Harcèlement sexuel au travail : Développements importants

Violence

Le 20 septembre dernier, la Cour suprème du Canada refusait à la Commission des droits de la personne une permission d’en appeler dans l’affaire Beaudet. Le jugement du 12 janvier 2001 de la Cour d’appel du Québec sur le harcÈlement sexuel est donc définitif.

Le contexte
Mme Beaudet, victime de harcèlement sexuel au travail, avait déposé une plainte à la Commission des droits de la personne, laquelle demandait au harceleur de se conformer à certaines recommandations, ce qu’il a refusé. Elle s’est donc adressée, au nom de la plaignante, au Tribunal des droits de la personne. Le Tribunal ayant conclu au harcèlement sexuel, ordonnait à l’accusé des dédommagements matériels, moraux et exemplaires.
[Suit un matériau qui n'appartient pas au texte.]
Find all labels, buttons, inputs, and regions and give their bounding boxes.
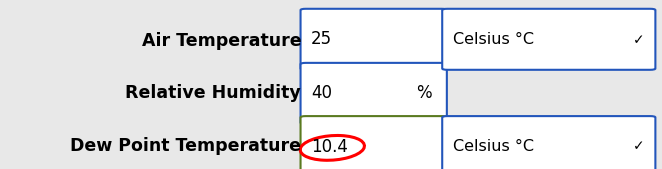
Text: Dew Point Temperature: Dew Point Temperature [70,137,301,155]
FancyBboxPatch shape [442,116,655,169]
FancyBboxPatch shape [301,63,447,124]
Text: %: % [416,84,432,102]
Text: Celsius °C: Celsius °C [453,139,534,154]
FancyBboxPatch shape [442,9,655,70]
Text: ✓: ✓ [633,139,645,153]
FancyBboxPatch shape [301,116,447,169]
Text: ✓: ✓ [633,34,645,47]
Text: Celsius °C: Celsius °C [453,32,534,47]
Text: Relative Humidity: Relative Humidity [126,84,301,102]
Text: Air Temperature: Air Temperature [142,32,301,50]
FancyBboxPatch shape [301,9,447,70]
Text: 10.4: 10.4 [311,138,348,156]
Text: 25: 25 [311,30,332,48]
Text: 40: 40 [311,84,332,102]
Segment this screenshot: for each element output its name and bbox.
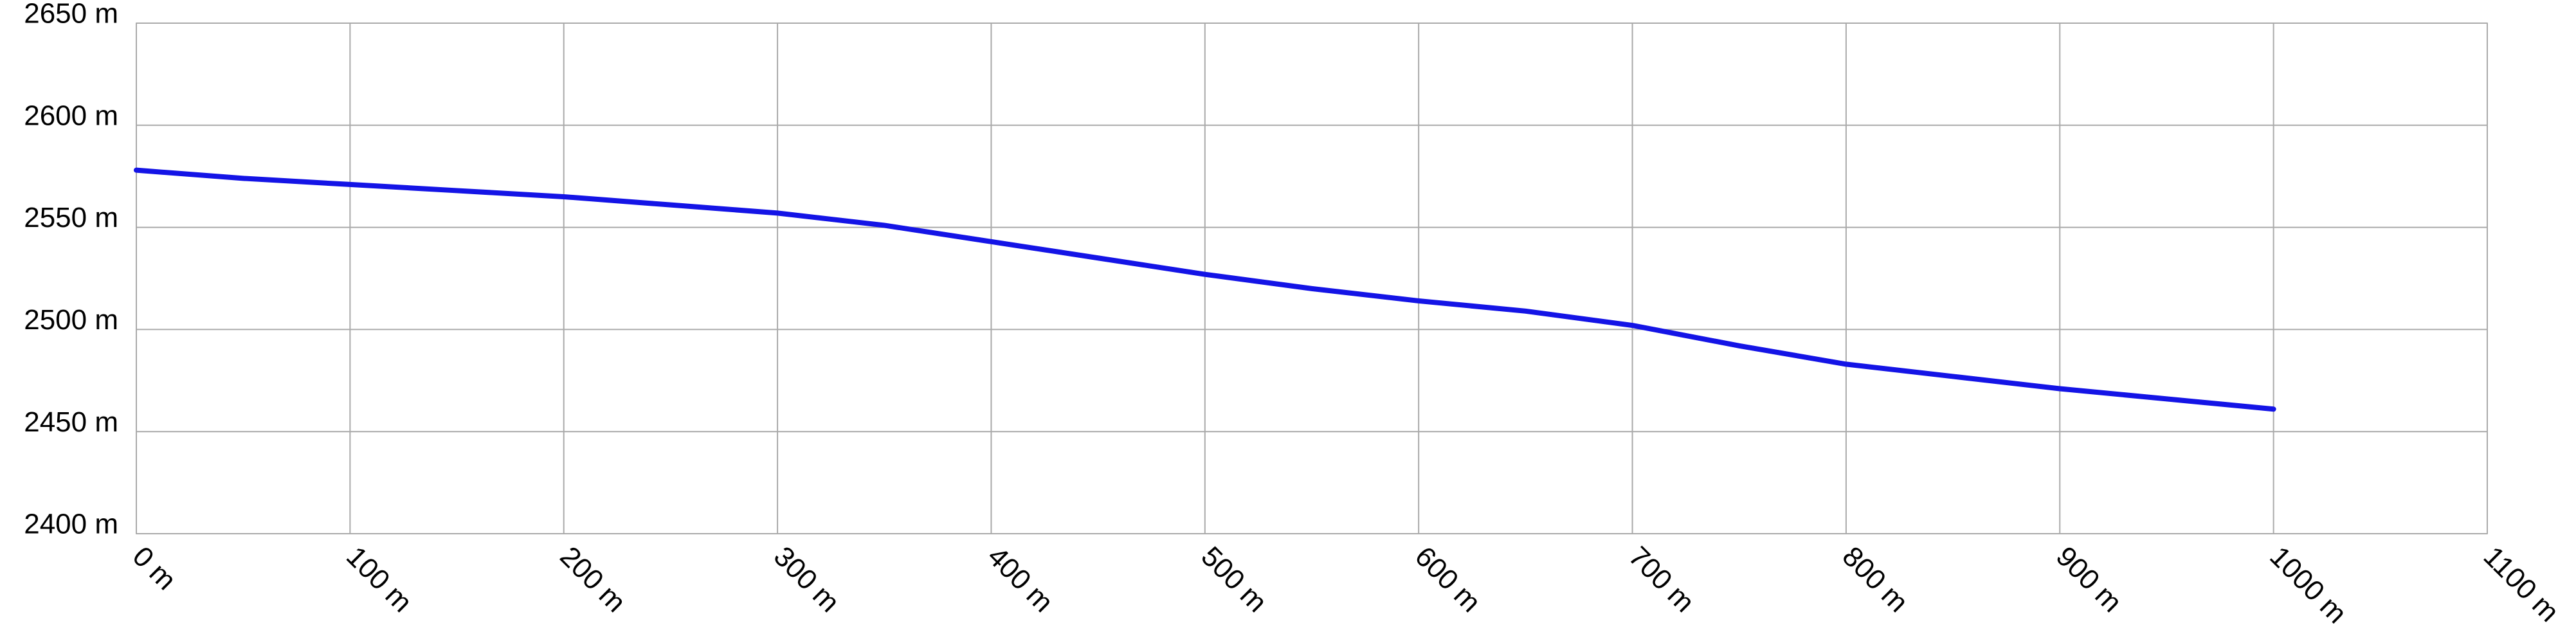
y-tick-label: 2400 m	[24, 509, 118, 540]
x-tick-label: 200 m	[554, 541, 631, 619]
y-tick-label: 2650 m	[24, 0, 118, 30]
y-tick-label: 2450 m	[24, 406, 118, 438]
x-tick-label: 1100 m	[2478, 541, 2565, 628]
x-tick-label: 600 m	[1409, 541, 1487, 619]
x-tick-label: 900 m	[2050, 541, 2128, 619]
x-tick-label: 100 m	[340, 541, 418, 619]
line	[134, 167, 2276, 412]
x-tick-label: 1000 m	[2263, 541, 2352, 629]
y-tick-label: 2550 m	[24, 202, 118, 233]
y-tick-label: 2500 m	[24, 304, 118, 336]
x-tick-label: 400 m	[981, 541, 1059, 619]
x-tick-label: 500 m	[1195, 541, 1273, 619]
plot-frame	[136, 23, 2488, 534]
x-tick-label: 0 m	[127, 541, 183, 597]
x-tick-label: 700 m	[1622, 541, 1700, 619]
y-tick-label: 2600 m	[24, 100, 118, 131]
x-tick-label: 800 m	[1837, 541, 1914, 619]
x-tick-label: 300 m	[768, 541, 846, 619]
Ce dernier s’est alors adressé à la Cour d’appel du Québec.

La Cour d’appel a statué que le Tribunal des droits de la personne n’avait pas juridiction pour condamner le harceleur à payer une indemnité monétaire à la travailleuse et ce, même si cette dernière n’avait pas fait de réclamation à la CSST. La Cour concluait que si une lésion survient suite au harcèlement sexuel au travail, la réclamation pour un dédommagement monétaire est du ressort exclusif de la CSST car il s’agit d’une lésion professionnelle. Cette position se basait sur une décision de la Cour suprême dans une autre affaire, celle de Béliveau-St-Jacques.

De multiples répercussions

Me Katherine Lippel, professeure au Département des sciences juridiques de l’UQÀM, chercheure et experte en santé et sécurité des femmes au travail nous explique : Les travailleuses victimes de harcèlement sexuel de la part d’un supérieur ou d’un collègue, et qui s’absentent du travail pour cette raison – même si ce n’est que pour une journée – devront obligatoirement faire leur réclamation, dans un délai de six mois, à la CSST. Ce sera leur seul recours pour obtenir un dédommagement financier si le harcèlement au travail les a rendues malades. Ça veut dire aussi que l’auteur du harcèlement ne sera pas contraint de dédommager la travailleuse, ni même de rembourser l’employeur.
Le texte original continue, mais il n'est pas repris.